A prática de concessão de benefícios fiscais sem aprovação do Conselho Nacional de Política Fazendária (Confaz) é considerada inconstitucional e traz efeitos negativos para a economia, corroendo a base tributária e comprometendo o pacto federativo. A reforma reafirma a importância de um sistema coordenado, no qual as políticas públicas de desenvolvimento regional se baseiem em investimentos estruturais em vez de renúncias fiscais. Com o novo critério, o foco da competição passa a ser o cidadão e o consumidor final, ao invés das empresas, promovendo um desenvolvimento econômico equilibrado.

Para auxiliar na transição e corrigir as desigualdades regionais, a reforma institui o Fundo Nacional de Desenvolvimento Regional, cujo objetivo é fomentar a inovação e a sustentabilidade.
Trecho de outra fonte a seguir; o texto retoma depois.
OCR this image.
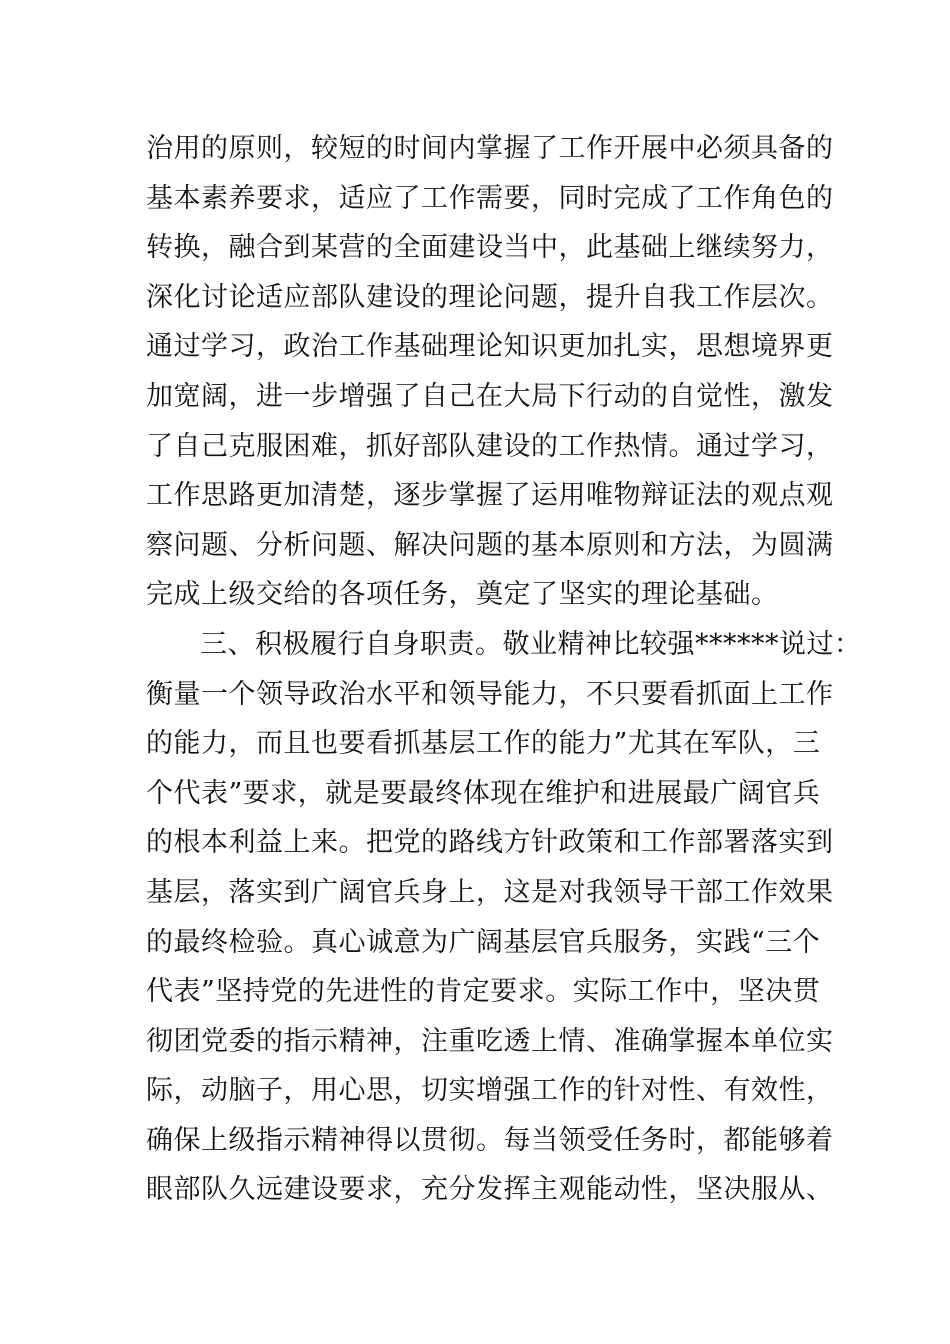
治用的原则，较短的时间内掌握了工作开展中必须具备的
基本素养要求，适应了工作需要，同时完成了工作角色的
转换，融合到某营的全面建设当中，此基础上继续努力，
深化讨论适应部队建设的理论问题，提升自我工作层次。
通过学习，政治工作基础理论知识更加扎实，思想境界更
加宽阔，进一步增强了自己在大局下行动的自觉性，激发
了自己克服困难，抓好部队建设的工作热情。通过学习，
工作思路更加清楚，逐步掌握了运用唯物辩证法的观点观
察问题、分析问题、解决问题的基本原则和方法，为圆满
完成上级交给的各项任务，奠定了坚实的理论基础。
三、积极履行自身职责。敬业精神比较强******说过：
衡量一个领导政治水平和领导能力，不只要看抓面上工作
的能力，而且也要看抓基层工作的能力”尤其在军队，三
个代表”要求，就是要最终体现在维护和进展最广阔官兵
的根本利益上来。把党的路线方针政策和工作部署落实到
基层，落实到广阔官兵身上，这是对我领导干部工作效果
的最终检验。真心诚意为广阔基层官兵服务，实践“三个
代表”坚持党的先进性的肯定要求。实际工作中，坚决贯
彻团党委的指示精神，注重吃透上情、准确掌握本单位实
际，动脑子，用心思，切实增强工作的针对性、有效性，
确保上级指示精神得以贯彻。每当领受任务时，都能够着
眼部队久远建设要求，充分发挥主观能动性，坚决服从、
Financiado pela União, o fundo conta com aportes progressivos para garantir um desenvolvimento inclusivo, contemplando investimentos em infraestrutura e inovação científica. As prioridades incluem projetos sustentáveis e com foco na redução de emissões de carbono, em alinhamento com as políticas ambientais contemporâneas. O fundo, que prevê aportes anuais de até R$ 60 bilhões a partir de 2043, contribui para uma redistribuição de recursos mais justa e sustentável.

Outro fundo relevante na reforma é o Fundo de Compensação de Benefícios Fiscais, criado para amparar empresas e estados que perdem benefícios onerosos devido à nova legislação do ICMS. Ativo até 2032, o fundo oferece compensação a estados que dependem dos incentivos e assegura que setores estratégicos tenham tempo para se adaptar à nova realidade tributária. A responsabilidade pela análise dos pedidos de compensação cabe à Receita Federal, e o Tribunal de Contas da União regula os coeficientes de participação, garantindo que os recursos sejam aplicados de forma eficiente.
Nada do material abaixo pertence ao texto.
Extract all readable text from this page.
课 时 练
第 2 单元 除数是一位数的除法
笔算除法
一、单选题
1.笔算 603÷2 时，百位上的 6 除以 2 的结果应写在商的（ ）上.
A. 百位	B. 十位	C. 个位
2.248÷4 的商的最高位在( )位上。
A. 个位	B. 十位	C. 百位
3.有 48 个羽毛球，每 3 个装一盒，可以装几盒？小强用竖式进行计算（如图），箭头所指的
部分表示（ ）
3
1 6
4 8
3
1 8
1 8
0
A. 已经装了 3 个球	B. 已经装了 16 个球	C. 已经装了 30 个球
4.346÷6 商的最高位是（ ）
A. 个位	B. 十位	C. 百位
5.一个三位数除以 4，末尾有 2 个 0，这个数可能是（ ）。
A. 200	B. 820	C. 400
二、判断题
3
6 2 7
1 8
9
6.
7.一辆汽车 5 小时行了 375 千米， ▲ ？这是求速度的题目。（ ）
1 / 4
A reforma tributária, com essas mudanças abrangentes, promove uma arrecadação mais justa e equilibrada, descentralizando os recursos de estados produtores para os estados consumidores. O fim da guerra fiscal e a adoção de uma estrutura de tax competition beneficiam o cidadão e trazem maior justiça social, com os novos fundos de compensação e desenvolvimento regional assegurando que os recursos sejam aplicados de maneira responsável e estratégica.